けれども、この子なりに子供たちを愛そうとしているのだろう。
「それで? どんな子達?」
「そうですね、一番上はおとなしいながらもしっかりと他の二人の面倒を見ています。今まで、あの子がスリを働いて他の子達を食べさせてきたようですね。もっとも、二番目のじゃじゃ馬娘はスリどころか大人を気絶させ金品を奪っていたようですが……」
呆れたように、それでいてどこか面白そうに彼は言う。
「末の子は何を考えているのか分かりません。ただ、どこか虚ろで何かにずっと怯えているようでちっとも口を利きません。けれど、そうですね。何か、才能を感じます。あの子を鍛えればきっとこの国で、いえ、全世界で尤も優秀な暗殺者になれる筈です」
「まぁ」
この子に其処まで言わせる子だ。
会ってみたい。
「今度連れていらっしゃい。それが今回の対価よ」
「しっかり対価は取るんですね」
「そう、これは商売だもの。そうね、上の子は読み書きは出来るのかしら?」
「いいえ、全く。

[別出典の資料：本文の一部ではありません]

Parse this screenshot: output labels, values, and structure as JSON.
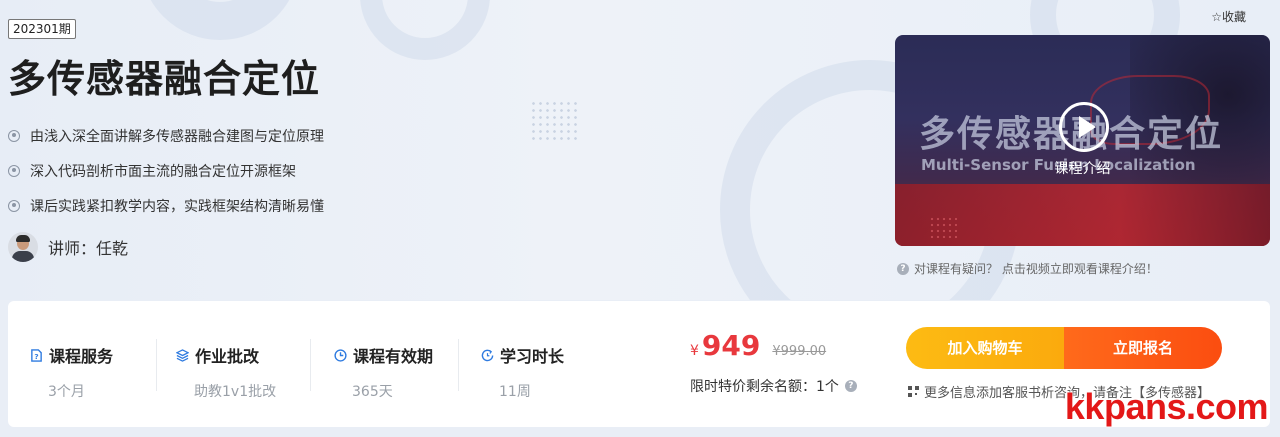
{
  "header": {
    "favorite_label": "☆收藏"
  },
  "course": {
    "period": "202301期",
    "title": "多传感器融合定位",
    "features": [
      "由浅入深全面讲解多传感器融合建图与定位原理",
      "深入代码剖析市面主流的融合定位开源框架",
      "课后实践紧扣教学内容，实践框架结构清晰易懂"
    ],
    "teacher": "讲师：任乾"
  },
  "video": {
    "cover_title": "多传感器融合定位",
    "cover_subtitle": "Multi-Sensor Fusion Localization",
    "play_label": "课程介绍",
    "hint": "对课程有疑问？ 点击视频立即观看课程介绍！"
  },
  "services": [
    {
      "title": "课程服务",
      "value": "3个月",
      "icon": "document-question-icon"
    },
    {
      "title": "作业批改",
      "value": "助教1v1批改",
      "icon": "layers-icon"
    },
    {
      "title": "课程有效期",
      "value": "365天",
      "icon": "clock-icon"
    },
    {
      "title": "学习时长",
      "value": "11周",
      "icon": "refresh-clock-icon"
    }
  ],
  "pricing": {
    "currency": "¥",
    "price": "949",
    "original_price": "¥999.00",
    "quota_text": "限时特价剩余名额：1个"
  },
  "actions": {
    "cart_label": "加入购物车",
    "enroll_label": "立即报名",
    "consult_text": "更多信息添加客服书析咨询，请备注【多传感器】"
  },
  "watermark": "kkpans.com",
  "colors": {
    "accent_red": "#e8383d",
    "service_icon_blue": "#2f7be0",
    "cart_yellow": "#fdbb13",
    "enroll_orange": "#ff5a16"
  }
}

全くでもありませんか。大人の真似で看板程度なら読むことが出来るようです」
「そう。だったら、ちゃんと食べ物をあげて、温かい寝床と清潔な衣服をあげて、読み書きを教えてあげなさい」
「生活の提供と読み書きの指導ですか?」
「ええ、表面上はそれっぽく見えるんじゃないかしら?」
この子はまず形から入らなきゃダメ。
「それっぽく見える、ですか?」
「だって、愛情とかそういう話をしても理解できないでしょう?」
「まぁ、理解したいとも思えませんがねぇ」
本当に、捻くれた子。
「大丈夫よ。形が出来れば子供達が教えてくれるわ」
子供達の方が理解できている。
そう感じる。
「貴方に閉じ込められて文句一つ言わないのでしょう?」
「末の子は怯えているだけかもしれませんが、下の子は少し暴れましたね。力で適わないと分かれば不満そうな顔をしました。上の子は……一番上の子は、驚いたことに微笑みました」
「まぁ」
「微笑んで「いってらっしゃい、早く帰ってきて下さいね」とそう言ったんです。下の子なんて隙あれば逃げ出そうとたくらんでいるのに」
「まぁ、変わった子ね。生まれ持ったものかしら?」
それとも、深い傷を負っているからかしら?
もしかすると、その子はとても賢くて、セシリオを利用しようと考えているのかもしれない。
「お土産を買って帰ったら? 喜ぶかもしれないわ」
「そうですか? 僕の経験上、知らない相手から何かを受け取るということはまず相手を疑います。特に、子供の場合大人は酷いことをするとしか考えませんからね」
「そう、だったわね」
そう、この子もまた深い傷を持っていた。
「今度その子達を連れていらっしゃ」
「ええ」
セシリオは店を出ようとする。
「あ、待って」
「何です?」
「忘れていたわ。その子達、名前はあるの?」
「ええ、ちゃんと持っていましたよ」
その言葉に驚く。
それと同時に安心して、彼を見送った。